No como ejército, sino como rebelde necio que construye y levanta
vida donde ellos, los de arriba, desean el páramo de las industrias
mineras, petroleras, turísticas, la muerte de la tierra y de quienes
la habitan y trabajan.

Y ha dicho que hemos venido, como Comandancia General del Ejército
Zapatista de Liberación Nacional, a desenterrar a Galeano.

Pensamos que es necesario que uno de nosotros muera para que Galeano
viva.

Y para que esa impertinente que es la muerte quede satisfecha, en su
lugar de Galeano ponemos otro nombre para que Galeano viva y la muerte
se lleve no una vida, sino un nombre solamente, unas letras vaciadas
de todo sentido, sin historia propia, sin vida.

Así que hemos decidido que Marcos deje de existir hoy.

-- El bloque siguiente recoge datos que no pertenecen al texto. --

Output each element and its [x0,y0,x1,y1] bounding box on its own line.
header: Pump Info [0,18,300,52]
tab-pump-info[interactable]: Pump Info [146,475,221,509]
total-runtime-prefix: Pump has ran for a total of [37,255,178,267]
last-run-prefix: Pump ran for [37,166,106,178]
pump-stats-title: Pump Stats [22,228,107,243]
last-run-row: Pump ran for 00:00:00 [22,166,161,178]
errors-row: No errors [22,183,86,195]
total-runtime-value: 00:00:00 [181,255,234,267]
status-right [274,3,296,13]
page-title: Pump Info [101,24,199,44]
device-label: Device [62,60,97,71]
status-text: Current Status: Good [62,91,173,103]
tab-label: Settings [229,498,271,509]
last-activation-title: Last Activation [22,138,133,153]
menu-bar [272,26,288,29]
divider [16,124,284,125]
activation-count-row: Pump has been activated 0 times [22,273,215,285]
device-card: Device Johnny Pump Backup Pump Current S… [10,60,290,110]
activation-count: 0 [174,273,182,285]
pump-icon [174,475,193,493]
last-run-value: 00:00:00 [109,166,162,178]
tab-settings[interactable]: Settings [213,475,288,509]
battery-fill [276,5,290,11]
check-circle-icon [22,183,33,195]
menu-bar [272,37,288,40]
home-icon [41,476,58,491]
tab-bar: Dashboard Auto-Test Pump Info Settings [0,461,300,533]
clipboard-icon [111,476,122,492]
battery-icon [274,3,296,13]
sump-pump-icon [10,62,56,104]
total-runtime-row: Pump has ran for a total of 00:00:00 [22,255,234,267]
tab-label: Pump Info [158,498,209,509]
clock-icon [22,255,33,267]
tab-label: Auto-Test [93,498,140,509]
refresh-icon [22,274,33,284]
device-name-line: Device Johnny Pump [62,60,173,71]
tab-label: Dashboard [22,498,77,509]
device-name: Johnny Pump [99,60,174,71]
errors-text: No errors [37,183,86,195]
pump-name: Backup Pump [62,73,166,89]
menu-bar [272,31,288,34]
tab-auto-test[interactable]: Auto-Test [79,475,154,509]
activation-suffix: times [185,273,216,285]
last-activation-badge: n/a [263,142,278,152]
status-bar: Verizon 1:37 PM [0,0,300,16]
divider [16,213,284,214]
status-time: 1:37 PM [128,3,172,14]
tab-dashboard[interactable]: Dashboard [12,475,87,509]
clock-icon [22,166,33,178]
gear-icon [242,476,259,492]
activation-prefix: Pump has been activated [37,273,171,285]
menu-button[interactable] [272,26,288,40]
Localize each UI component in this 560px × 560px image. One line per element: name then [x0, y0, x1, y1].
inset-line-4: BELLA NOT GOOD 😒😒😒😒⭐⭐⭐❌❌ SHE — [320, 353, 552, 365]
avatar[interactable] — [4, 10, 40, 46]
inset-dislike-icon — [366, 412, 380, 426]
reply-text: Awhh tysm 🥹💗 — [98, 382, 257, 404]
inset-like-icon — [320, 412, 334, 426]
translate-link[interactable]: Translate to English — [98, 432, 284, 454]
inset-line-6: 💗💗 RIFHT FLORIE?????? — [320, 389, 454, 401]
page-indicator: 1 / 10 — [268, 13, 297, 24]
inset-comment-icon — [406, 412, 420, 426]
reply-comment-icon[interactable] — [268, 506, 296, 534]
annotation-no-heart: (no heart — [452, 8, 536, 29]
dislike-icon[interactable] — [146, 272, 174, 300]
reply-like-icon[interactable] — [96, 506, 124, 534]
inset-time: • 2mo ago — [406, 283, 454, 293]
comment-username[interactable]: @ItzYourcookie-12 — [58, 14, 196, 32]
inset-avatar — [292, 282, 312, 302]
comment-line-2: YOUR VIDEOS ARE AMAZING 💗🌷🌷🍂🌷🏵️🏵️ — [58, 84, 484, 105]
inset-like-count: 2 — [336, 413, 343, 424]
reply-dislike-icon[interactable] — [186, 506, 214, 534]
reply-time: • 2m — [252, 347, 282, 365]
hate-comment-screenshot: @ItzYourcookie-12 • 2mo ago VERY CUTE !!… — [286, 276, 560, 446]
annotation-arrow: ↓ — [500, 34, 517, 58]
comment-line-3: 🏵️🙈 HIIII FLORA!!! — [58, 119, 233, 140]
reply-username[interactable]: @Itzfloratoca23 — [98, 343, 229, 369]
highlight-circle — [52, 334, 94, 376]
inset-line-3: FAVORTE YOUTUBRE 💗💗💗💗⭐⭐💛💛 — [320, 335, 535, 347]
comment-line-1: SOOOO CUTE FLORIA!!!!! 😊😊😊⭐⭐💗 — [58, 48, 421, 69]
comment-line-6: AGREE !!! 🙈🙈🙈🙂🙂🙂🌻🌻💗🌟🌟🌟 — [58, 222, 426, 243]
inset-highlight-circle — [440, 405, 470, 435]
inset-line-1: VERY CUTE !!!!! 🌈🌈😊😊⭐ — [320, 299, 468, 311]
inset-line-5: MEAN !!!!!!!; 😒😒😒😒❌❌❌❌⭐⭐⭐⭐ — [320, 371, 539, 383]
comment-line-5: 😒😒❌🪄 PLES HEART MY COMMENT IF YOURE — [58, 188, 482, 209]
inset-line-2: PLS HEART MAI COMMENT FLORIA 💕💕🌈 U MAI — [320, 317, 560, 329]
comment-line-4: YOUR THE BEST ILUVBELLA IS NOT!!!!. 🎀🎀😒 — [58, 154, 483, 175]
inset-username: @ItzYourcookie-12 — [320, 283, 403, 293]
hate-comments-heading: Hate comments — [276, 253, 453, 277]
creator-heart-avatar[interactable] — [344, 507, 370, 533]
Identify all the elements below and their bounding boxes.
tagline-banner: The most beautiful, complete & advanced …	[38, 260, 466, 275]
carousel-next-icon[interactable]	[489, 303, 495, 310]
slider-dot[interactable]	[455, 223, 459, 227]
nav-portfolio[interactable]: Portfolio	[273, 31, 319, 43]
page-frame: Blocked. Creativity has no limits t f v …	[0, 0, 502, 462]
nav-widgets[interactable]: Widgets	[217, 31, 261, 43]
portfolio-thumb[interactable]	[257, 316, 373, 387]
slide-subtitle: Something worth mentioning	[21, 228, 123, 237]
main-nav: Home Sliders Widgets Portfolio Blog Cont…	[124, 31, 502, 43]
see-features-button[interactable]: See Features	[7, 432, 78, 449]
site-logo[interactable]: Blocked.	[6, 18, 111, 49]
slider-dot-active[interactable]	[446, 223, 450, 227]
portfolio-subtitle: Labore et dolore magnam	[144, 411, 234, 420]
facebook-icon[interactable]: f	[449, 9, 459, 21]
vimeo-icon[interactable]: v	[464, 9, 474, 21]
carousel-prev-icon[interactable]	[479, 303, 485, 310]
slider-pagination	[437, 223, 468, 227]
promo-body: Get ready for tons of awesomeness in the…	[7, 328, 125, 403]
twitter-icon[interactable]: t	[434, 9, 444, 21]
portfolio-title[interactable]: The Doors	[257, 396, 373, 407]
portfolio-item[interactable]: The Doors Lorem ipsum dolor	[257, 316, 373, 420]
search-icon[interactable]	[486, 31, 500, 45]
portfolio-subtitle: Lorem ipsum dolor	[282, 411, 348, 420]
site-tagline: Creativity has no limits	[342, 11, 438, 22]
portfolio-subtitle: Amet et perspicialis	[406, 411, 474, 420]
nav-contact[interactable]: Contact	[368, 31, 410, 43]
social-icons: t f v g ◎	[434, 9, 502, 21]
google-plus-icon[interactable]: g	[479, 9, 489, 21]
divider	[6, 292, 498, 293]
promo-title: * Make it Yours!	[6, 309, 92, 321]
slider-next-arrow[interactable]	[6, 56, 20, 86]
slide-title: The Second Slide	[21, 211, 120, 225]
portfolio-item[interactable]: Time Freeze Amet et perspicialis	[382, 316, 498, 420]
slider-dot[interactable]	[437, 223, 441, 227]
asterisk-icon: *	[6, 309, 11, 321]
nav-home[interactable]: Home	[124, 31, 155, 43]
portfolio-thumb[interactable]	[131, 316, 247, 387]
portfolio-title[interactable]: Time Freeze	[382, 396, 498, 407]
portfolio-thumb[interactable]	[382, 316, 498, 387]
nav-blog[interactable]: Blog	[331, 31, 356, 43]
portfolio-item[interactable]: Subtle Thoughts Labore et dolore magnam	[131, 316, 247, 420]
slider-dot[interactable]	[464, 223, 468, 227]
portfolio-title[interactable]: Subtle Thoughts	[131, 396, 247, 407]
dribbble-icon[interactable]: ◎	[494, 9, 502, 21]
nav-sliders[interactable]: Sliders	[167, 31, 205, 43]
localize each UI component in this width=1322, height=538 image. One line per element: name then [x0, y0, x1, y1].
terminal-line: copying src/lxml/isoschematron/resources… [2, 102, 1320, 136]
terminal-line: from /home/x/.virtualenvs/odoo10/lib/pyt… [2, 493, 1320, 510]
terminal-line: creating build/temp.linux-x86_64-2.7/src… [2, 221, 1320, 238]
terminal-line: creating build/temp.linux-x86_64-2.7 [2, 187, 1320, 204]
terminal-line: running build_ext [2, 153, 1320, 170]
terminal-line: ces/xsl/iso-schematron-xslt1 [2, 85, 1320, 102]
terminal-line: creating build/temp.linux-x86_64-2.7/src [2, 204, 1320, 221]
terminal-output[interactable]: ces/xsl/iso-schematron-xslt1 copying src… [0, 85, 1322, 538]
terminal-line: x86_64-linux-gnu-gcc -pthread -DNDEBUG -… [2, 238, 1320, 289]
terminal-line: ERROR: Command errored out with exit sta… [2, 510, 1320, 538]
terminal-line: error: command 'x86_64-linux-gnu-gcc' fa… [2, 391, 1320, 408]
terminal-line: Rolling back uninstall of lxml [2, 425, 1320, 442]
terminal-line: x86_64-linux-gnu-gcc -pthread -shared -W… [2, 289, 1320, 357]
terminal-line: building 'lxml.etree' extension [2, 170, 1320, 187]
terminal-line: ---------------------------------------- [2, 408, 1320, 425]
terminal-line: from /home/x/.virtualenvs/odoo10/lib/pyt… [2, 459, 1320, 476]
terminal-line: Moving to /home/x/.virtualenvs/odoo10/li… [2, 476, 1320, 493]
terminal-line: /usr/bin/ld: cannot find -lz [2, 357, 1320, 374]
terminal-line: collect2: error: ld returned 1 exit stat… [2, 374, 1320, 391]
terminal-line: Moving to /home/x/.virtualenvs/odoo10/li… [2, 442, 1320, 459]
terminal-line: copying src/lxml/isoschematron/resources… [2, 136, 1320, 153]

Lo llevarán de la mano sombra el guerrero y lucecita para que no se
pierda en el camino, Don Durito se irá con él, lo mismo que el Viejo
Antonio.

No lo extrañarán las niñas y niños que antes se juntaban para
escuchar sus cuentos, pues ya son grandes, ya tienen juicio, ya luchan
como el que más por la libertad, la democracia y la justicia, que son
la tarea de cualquier zapatista.

El gato-perro, y no un cisne, entonará ahora el canto de despedida.

Y al final, quienes entiendan, sabrán que no se va quien nunca
estuvo, ni muere quien no ha vivido.

Y la muerte se irá engañada por un indígena con el nombre de
Galeano en la lucha, y en esas piedras que han colocado en su tumba
volverá a andar y a enseñar, a quien se deje, lo básico del
zapatismo, es decir, no venderse, no rendirse, no claudicar.